Invest in Women, the “Phoenixes” in our Food Systems!

 
By Hilary Barry
Secretary General & Founder LadyAgri Impact Investment Hub

LadyAgri is a non-profit association supporting women in agri-value chains and women-led agri-businesses across Africa and Small Island Developing States. Of these businesses, 75 percent are women-led and 25 percent have strong gender-smart inclusive business models (including women employees, farmers, processors, distributors, customers). LadyAgri also works with policy makers, the FAO and donors as well as local banks, development finance institutions and social impact investors to measure their ‘real appetite’ to invest in women in agri-business and in food supply chains.

We have delved through the lasagna layers of ‘gender washing’ and glossy brochures with smiling women CEOs and happy women farmers holding smart phones to digitally include them in the formal financial economy. Prior to the COVID-19 pandemic, it was very clear that the ‘bottom line’ which interested investors were large agri-corporates operating in Africa and Small Island Developing States, which from a purely economic perspective were big ticket sizes, low risk as borrowers and well placed in the international global food and commodity supply chains.

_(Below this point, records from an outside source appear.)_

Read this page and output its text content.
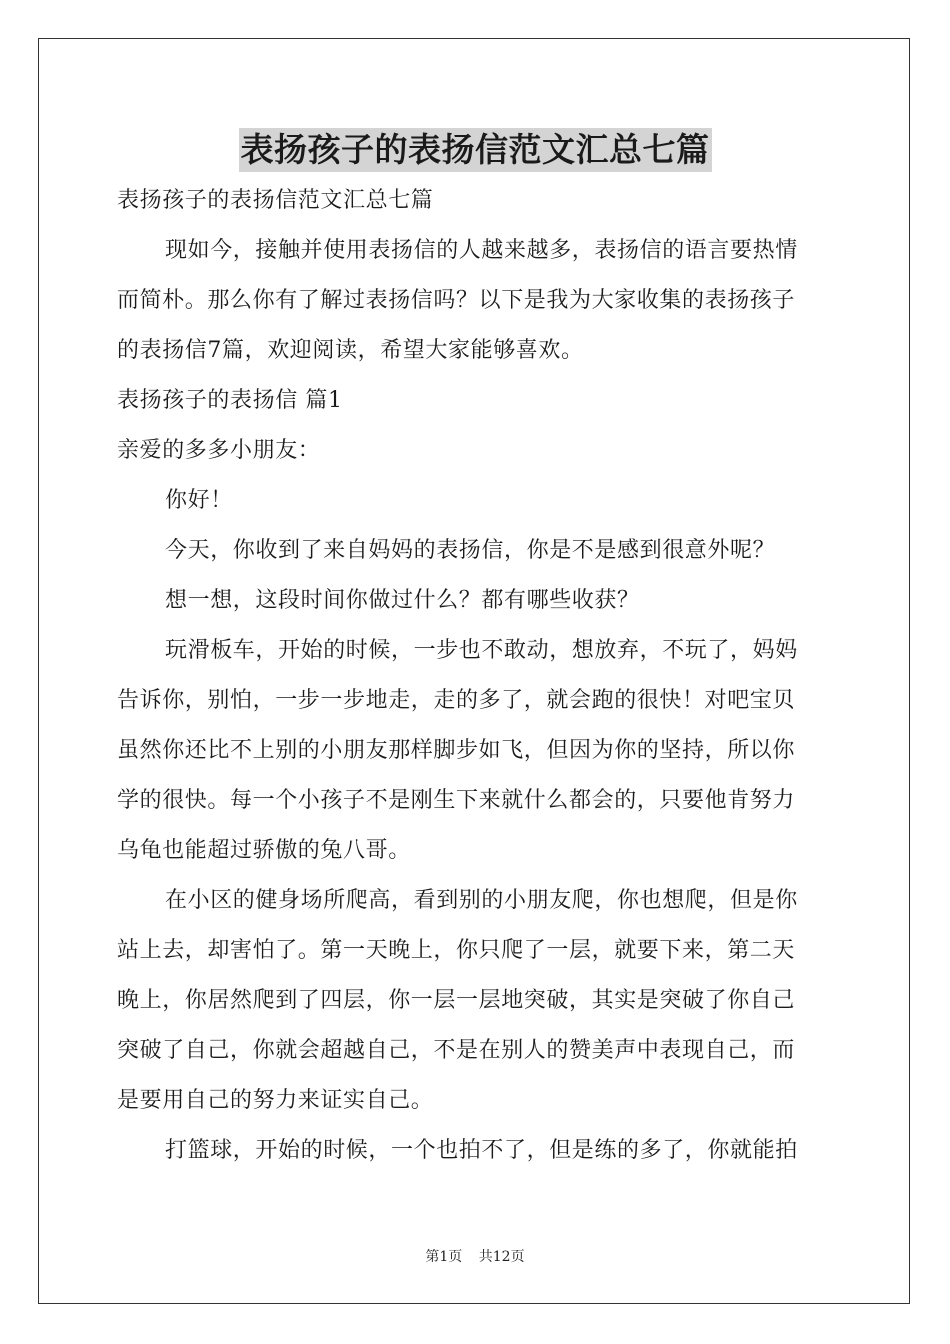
表扬孩子的表扬信范文汇总七篇
表扬孩子的表扬信范文汇总七篇
现如今，接触并使用表扬信的人越来越多，表扬信的语言要热情
而简朴。那么你有了解过表扬信吗？以下是我为大家收集的表扬孩子
的表扬信7篇，欢迎阅读，希望大家能够喜欢。
表扬孩子的表扬信 篇1
亲爱的多多小朋友：
你好！
今天，你收到了来自妈妈的表扬信，你是不是感到很意外呢？
想一想，这段时间你做过什么？都有哪些收获？
玩滑板车，开始的时候，一步也不敢动，想放弃，不玩了，妈妈
告诉你，别怕，一步一步地走，走的多了，就会跑的很快！对吧宝贝
虽然你还比不上别的小朋友那样脚步如飞，但因为你的坚持，所以你
学的很快。每一个小孩子不是刚生下来就什么都会的，只要他肯努力
乌龟也能超过骄傲的兔八哥。
在小区的健身场所爬高，看到别的小朋友爬，你也想爬，但是你
站上去，却害怕了。第一天晚上，你只爬了一层，就要下来，第二天
晚上，你居然爬到了四层，你一层一层地突破，其实是突破了你自己
突破了自己，你就会超越自己，不是在别人的赞美声中表现自己，而
是要用自己的努力来证实自己。
打篮球，开始的时候，一个也拍不了，但是练的多了，你就能拍
第1页 共12页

Up until the crisis broke, an invisible or hidden group of uninteresting ‘Cinderellas’--women farmers, women cooperatives and women-led SMEs operating in the mid-stream of our food supply chains--were not invited to dance at the ‘Investment Ball’. The market disruption of imports and exports to African countries changed the rules of the game and put a spotlight on these women as the ‘real heroes’, the ‘Prima Ballerinas’ who continue to ensure a steady food supply to local and regional markets across Africa.

Suddenly those ‘feeding’ the local population, putting food on the tables during this crisis, yes, trading in local currency, became visible. Our LadyAgri women entrepreneurs grow fonio, cassava and rice, process peanuts and cashew, produce attieké, injera and invaluable soap--a simple but perhaps life-saving everyday item made from local ingredients such as shea butter or cocoa butter. They are the invisible drivers of the international commodity supply chains ensuring you have good coffee, spices, tropical fruit and sweet chocolate.

During this COVID-19 crisis, lo and behold, we have been reminded that you cannot drink ‘crude oil’ or eat ‘decorative flowers’! Some African Union member countries took a protectionist stance on food imports and agri-trade in 2019 by closing borders with neighboring countries despite the backdrop of the AfCFTA. With COVID-19 imposed isolation, the same countries struggled to feed their large urban populations. There was a reality check on which countries enjoyed food sovereignty and those facing rapid food insecurity. 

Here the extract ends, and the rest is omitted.